# Card Facilities at VapeCon 2017



## MrDeedz (7/8/17)

Hi All. Just a quick question. Will all Vendors have swiping facilities available ? ATM's available at the event too if i may query.

Reactions: Thanks 1


----------



## Yusuf Kathrada (7/8/17)

MrDeedz said:


> Hi All. Just a quick question. Will all Vendors have swiping facilities available ? ATM's available at the event too if i may query.


We at MY Vape will have card facilities,,, 


Sent from my F5121 using Tapatalk

Reactions: Thanks 1


----------



## Frostbite (7/8/17)

Atomix will have as well, Im pretty sure all the established Vendors with brick and mortars will have card facilities. Not sure about the internationals and online stores.

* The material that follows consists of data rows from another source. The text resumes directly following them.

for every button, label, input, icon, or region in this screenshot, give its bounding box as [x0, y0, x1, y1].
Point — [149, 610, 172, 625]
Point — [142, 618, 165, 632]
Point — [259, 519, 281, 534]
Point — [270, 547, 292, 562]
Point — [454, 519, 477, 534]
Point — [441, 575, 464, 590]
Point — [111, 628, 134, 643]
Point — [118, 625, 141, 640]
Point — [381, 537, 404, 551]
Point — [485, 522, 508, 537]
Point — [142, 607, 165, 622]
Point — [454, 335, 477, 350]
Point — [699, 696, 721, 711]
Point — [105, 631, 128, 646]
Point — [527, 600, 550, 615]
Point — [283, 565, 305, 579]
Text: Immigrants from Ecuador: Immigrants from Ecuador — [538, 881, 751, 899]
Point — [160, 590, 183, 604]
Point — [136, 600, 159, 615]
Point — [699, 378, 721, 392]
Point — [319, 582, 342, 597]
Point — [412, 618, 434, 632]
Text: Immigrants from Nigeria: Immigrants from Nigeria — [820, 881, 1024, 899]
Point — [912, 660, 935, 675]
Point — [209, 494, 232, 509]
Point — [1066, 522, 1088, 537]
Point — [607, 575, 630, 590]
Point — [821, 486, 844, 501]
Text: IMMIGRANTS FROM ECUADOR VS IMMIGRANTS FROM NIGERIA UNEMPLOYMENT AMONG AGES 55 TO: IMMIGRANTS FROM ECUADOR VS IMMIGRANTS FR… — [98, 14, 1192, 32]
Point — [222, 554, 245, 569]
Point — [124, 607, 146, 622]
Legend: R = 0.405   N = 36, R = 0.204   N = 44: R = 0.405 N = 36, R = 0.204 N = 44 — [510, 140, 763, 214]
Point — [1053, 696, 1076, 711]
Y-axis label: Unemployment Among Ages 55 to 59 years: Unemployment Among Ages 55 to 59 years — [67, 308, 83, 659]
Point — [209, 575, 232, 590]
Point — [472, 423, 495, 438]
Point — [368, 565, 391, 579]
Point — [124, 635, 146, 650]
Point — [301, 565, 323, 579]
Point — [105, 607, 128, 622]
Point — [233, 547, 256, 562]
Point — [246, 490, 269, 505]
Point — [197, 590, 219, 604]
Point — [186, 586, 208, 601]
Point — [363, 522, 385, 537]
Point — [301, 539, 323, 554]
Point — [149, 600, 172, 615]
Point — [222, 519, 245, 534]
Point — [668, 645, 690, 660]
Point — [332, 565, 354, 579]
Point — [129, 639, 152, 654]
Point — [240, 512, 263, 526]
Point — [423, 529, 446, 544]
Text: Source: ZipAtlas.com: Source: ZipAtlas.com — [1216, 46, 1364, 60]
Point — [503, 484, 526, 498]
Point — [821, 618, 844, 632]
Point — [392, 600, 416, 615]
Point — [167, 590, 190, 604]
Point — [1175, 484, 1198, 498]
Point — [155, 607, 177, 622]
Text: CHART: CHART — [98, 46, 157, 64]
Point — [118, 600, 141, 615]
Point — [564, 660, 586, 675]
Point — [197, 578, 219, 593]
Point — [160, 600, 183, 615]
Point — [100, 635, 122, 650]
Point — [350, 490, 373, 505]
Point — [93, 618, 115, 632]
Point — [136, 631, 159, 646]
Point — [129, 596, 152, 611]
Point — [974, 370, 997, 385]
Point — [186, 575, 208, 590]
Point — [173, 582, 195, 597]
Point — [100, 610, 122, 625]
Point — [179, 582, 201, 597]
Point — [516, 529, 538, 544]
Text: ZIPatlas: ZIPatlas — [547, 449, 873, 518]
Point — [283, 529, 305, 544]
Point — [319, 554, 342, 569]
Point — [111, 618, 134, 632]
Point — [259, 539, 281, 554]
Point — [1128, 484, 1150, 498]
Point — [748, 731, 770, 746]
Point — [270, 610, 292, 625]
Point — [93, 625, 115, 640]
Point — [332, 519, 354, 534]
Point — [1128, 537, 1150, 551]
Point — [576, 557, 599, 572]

Sent from my iPhone using Tapatalk

Reactions: Thanks 1


----------



## Silver (7/8/17)

Attention all exhibiting vendors at VapeCon 2017

Members want to know whether you will have credit card (swiping) facilities at your stand on 26 August 2017?

*Please let us know*

Let's use this thread and see. 
It's in the Who has Stock subforum, so please feel free to use it.

This thread is in response to the great question by @MrDeedz here:
https://www.ecigssa.co.za/vapecon-2017-confirmed-vendors.t37674/page-9#post-566618


----------



## Frostbite (7/8/17)

Atomix will have card facilities available.


Sent from my iPhone using Tapatalk

Reactions: Thanks 1


----------



## Silver (7/8/17)

MrDeedz said:


> Hi All. Just a quick question. Will all Vendors have swiping facilities available ? ATM's available at the event too if i may query.



Great question @MrDeedz
Have actually moved your OP to this newly created thread we are in now 

On the topic of ATM machines - we have a mobile ATM booked with two banks. I have been dealing with one of the banks myself and Rob with another. They tell us that the ATMs will be deployed. However, to my knowledge, at this point, they still have not done their site inspection yet. I am trying my best to follow up with them, but lets just say, it hasn't been easier. So lets hold thumbs that we can succeed on this front. I can assure you that we have been trying our best.


----------



## Mari (7/8/17)

MrDeedz said:


> Hi All. Just a quick question. Will all Vendors have swiping facilities available ? ATM's available at the event too if i may query.


E-Cig Inn will have a card machine available at VapeCon

Reactions: Like 1


----------



## Vapers Corner (7/8/17)

Vaper's Corner will have card facilities available

Reactions: Like 2


----------



## Stroodlepuff (7/8/17)

Vape King will have Card Facilities

Reactions: Like 1


----------



## Retro Vape Co (7/8/17)

Retro Vape Co. will have card facilities!

Reactions: Like 2


----------



## Cruzz_33 (7/8/17)

Drip Society will have card facilities available

Reactions: Like 1


----------



## MrDeedz (7/8/17)

Thanks @Silver and Vendors, We need to create some awareness on pick-pocketers and muggers, unfortunately these cockroaches are everywhere

Reactions: Agree 4 | Thanks 1


----------



## PsychoFluffy (7/8/17)

Card facilities at Troll Brothers- check!

Reactions: Like 1


----------